Editor’s Note: In honour of International Women’s Day on March 8, SaltWire Network is highlighting the achievements of women throughout Atlantic Canada.
Cinthia Wozney builds community wherever she goes.
“I remember being new in Canada. It’s lonely,” she says.
“I try to be the helper. You don’t have a couch? I’ll help you find a couch. Do you need my couch? You can have my couch.”
Cinthia is always on the move. The mother of four children — her youngest is six, her oldest is 21 — she and her husband also own Soul Azteca, a popular Mexican catering company in Conception Bay South, and Poco Loco, a new food truck operating out of Manuel’s River.
The Conception Bay South couple is known for their fresh and dynamic food, which has an impact that reaches far beyond the walls of the food truck — their food makes people feel at home. Both businesses are steadily growing, and they moved into catering for film and television last summer.
“We catered Sweetland, a feature film that was shot last fall on the Avalon, and worked on Disney’s Peter Pan. We can do it all. I make Mexican food, and my husband is a talented chef,” Cinthia says.
“We’re a great team. You want Italian food — he can do that. You want Mexican food — we got you.”
But more than just filling hungry bellies, their food also feeds the soul, especially of people who are far from home.
Originally from Guadalajara, Mexico, Cinthia immigrated to Canada 16 years ago and has lived in Newfoundland for the past six years. Despite being busy with her expanding business and large family, she’s a linchpin for her community. She makes connections, introduces people to each other, throws parties and gatherings, and is a one-woman welcoming committee.
“People don’t realize how hard it is to be an immigrant, so I try to be the person that new Canadians can lean on. It’s so important for people to have someone to call,” she says, adding with a laugh, “the most frustrating thing is when people won’t say they need to help, and I have to pry it out of them.”
Her plans for this coming summer? Cinthia and her family hope to organize a Latin heritage festival.
“I want to showcase our culture. I want people to know we’re here. I’m inviting people to try our food, listen to our music, watch our folkloric dances, and support our businesses. It would be inclusive; if other cultural groups wanted to participate, we’d encourage that too.”
Mike Wozney, Cinthia’s husband, says his wife has always made room in their lives for newcomers.
“That’s just who she is. We’ve had people eating dinner in our home the same day they actually arrived in Canada. Cinthia just heard them speaking Spanish downtown and asked them to supper,” he laughs.
“She’s such a great mom. Her family is everything, but it’s not just our family. Her friends become her family. Cinthia’s idea of family is bigger.”
Andrea Castillo met Cinthia at a soccer game.
“My boyfriend and I had just moved here from Toronto. We’d heard about a Latin soccer game, and we thought that’d be a good place to meet people; Cinthia was like, ‘OK, you guys are my second kids now.’ That’s just who she is,” Castillo says.
When they first arrived in Newfoundland, Castillo and her partner struggled to find a house to rent, so Cinthia and Mike opened their home to them.
“Cinthia and Mike let us stay at their place, helped us find an apartment. Then, amazingly, helped us find furniture; when it was moving day, we felt like Cinthia had called all of St. John’s to help us move,” Castillo explains.
“She knows everyone. It was amazing. We still see or talk to Cinthia every day.”
Santiago Guzmán, a St. John’s-based filmmaker and writer, first met Cinthia at an outdoor farmers’ market.

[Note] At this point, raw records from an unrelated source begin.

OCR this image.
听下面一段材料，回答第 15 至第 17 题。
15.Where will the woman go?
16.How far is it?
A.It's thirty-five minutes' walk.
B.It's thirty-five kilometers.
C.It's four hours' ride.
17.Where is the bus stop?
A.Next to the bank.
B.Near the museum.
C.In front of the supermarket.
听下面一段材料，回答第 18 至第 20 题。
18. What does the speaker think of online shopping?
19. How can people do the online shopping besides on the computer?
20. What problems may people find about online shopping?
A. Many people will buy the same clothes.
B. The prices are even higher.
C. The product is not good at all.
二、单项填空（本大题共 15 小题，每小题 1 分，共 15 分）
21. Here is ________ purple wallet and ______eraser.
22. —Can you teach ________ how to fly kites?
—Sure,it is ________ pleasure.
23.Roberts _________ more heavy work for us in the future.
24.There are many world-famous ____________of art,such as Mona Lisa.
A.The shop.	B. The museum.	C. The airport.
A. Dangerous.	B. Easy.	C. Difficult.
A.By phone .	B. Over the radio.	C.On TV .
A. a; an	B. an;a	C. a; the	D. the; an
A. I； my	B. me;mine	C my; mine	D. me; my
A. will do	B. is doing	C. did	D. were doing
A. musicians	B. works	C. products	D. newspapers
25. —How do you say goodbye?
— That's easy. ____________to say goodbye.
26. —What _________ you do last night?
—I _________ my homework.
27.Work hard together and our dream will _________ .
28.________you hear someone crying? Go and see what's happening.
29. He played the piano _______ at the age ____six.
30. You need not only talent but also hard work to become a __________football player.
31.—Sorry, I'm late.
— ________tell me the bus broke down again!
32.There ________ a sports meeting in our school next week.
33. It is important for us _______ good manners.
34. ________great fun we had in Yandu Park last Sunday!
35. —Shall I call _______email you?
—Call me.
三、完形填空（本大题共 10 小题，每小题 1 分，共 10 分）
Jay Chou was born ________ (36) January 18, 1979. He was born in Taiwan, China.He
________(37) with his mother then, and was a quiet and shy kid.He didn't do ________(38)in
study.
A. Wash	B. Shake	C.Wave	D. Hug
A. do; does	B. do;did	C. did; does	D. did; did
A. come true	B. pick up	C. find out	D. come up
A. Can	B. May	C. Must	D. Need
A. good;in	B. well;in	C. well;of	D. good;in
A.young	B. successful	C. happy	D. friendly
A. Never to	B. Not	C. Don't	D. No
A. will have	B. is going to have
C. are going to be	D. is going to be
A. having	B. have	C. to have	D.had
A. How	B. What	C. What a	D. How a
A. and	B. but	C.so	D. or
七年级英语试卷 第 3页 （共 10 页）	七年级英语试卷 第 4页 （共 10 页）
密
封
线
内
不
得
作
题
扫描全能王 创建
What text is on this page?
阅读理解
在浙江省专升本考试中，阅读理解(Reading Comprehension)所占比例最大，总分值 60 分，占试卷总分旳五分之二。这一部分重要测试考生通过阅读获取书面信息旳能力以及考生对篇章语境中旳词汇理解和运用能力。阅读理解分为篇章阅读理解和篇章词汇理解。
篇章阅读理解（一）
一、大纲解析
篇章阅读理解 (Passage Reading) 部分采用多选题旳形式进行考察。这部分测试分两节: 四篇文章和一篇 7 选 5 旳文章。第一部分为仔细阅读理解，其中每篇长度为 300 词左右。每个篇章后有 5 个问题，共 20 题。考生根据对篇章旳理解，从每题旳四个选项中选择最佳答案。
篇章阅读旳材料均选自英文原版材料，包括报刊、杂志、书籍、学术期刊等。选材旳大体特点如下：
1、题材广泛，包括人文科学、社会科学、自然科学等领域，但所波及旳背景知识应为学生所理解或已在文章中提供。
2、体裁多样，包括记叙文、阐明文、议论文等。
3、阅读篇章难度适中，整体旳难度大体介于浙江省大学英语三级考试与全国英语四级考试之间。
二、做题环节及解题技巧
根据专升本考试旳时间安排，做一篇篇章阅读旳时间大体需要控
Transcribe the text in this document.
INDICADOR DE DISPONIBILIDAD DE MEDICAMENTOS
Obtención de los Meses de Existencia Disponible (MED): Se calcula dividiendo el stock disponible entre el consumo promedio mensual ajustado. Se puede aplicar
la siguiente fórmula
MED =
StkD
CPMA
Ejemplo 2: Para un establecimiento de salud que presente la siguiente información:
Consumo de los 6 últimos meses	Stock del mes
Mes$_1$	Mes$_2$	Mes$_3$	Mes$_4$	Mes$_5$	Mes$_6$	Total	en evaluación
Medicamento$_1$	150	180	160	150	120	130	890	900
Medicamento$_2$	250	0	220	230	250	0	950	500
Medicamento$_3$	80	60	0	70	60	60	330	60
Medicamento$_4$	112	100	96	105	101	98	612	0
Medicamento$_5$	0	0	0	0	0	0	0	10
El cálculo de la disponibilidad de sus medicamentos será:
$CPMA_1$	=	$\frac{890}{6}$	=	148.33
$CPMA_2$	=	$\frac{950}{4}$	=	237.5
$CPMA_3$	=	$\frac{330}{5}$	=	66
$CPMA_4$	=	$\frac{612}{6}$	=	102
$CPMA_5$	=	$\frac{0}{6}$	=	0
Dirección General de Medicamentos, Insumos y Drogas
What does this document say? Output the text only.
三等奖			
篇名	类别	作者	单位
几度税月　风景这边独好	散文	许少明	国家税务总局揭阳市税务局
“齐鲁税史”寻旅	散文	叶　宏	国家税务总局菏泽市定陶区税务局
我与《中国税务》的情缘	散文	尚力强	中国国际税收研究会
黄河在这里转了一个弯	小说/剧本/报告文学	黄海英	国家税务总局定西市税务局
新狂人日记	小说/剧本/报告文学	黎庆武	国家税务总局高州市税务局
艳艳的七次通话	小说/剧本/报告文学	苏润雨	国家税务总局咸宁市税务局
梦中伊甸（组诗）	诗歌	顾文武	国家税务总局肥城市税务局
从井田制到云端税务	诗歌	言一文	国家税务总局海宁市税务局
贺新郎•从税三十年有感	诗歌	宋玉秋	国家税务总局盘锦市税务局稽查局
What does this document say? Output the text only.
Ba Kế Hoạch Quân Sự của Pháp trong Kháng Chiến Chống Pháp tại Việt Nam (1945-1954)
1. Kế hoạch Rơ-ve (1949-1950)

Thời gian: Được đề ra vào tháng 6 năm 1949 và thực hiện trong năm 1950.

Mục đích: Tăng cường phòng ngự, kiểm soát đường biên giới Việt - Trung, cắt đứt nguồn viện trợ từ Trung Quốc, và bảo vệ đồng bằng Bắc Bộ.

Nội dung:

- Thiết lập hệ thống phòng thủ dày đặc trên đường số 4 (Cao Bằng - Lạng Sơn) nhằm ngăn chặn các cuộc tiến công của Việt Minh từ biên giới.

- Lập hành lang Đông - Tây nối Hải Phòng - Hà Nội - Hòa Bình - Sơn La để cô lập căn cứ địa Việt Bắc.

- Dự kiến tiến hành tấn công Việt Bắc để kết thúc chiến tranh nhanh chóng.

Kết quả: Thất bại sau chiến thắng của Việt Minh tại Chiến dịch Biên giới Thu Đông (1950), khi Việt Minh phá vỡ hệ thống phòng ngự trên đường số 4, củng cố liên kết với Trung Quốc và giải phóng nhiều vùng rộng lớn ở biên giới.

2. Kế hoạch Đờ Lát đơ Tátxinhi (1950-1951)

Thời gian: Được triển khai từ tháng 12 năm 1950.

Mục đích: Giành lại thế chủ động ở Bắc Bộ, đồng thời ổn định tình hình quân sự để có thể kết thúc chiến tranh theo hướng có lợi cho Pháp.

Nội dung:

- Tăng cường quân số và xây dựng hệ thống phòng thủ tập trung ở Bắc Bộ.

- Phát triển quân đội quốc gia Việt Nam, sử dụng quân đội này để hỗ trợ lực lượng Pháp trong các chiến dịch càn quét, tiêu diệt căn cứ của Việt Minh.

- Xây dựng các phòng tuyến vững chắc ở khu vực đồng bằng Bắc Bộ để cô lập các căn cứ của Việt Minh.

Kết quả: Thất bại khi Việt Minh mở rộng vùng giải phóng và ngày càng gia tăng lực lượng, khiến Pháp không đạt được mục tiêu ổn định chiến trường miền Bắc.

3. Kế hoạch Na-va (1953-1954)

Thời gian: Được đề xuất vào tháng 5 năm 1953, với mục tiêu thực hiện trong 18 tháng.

“I was just thrilled to see Mexican food, and I introduced myself to her. She said, ‘Your name is Santiago? My son’s name is Santiago. I already love you.’ It was my first time seeing someone from Mexico in St. John’s, and she just made me feel so welcome,” he recalls.
Wozney is famous for her annual Posada party that she throws each Christmas.
“Well, before COVID,” she says of the pandemic that has prevented the annual gathering.
“I would host a big party every year. It started small, but in our last year, we had 140 guests. I make sure there are piñatas and games for the kids. There’s dancing, and everyone brings food from their country. My husband and I just want everyone to have a good time. To feel at home at Christmas.”
Guzmán says her party means so much to the Latin community.
“The first time I went to her Christmas party, when I opened the door, it was as if I was in Mexico,” he says.
“The smells and the way the room was set up — it just transported me. The energy was incredible – lots of kids playing – it was a magical experience she gave me.”
Cinthia is sometimes called the “Godmother of the Latin community” in the St. John’s area, and Guzmán can remember making that connection in the back of a cab.
“I was on my way to see a play, and the cab driver had a Latin accent. I found out he was from Cuba, and through talking, we discovered that we both knew Cinthia! I think the whole community is connected through her. She brings us together.”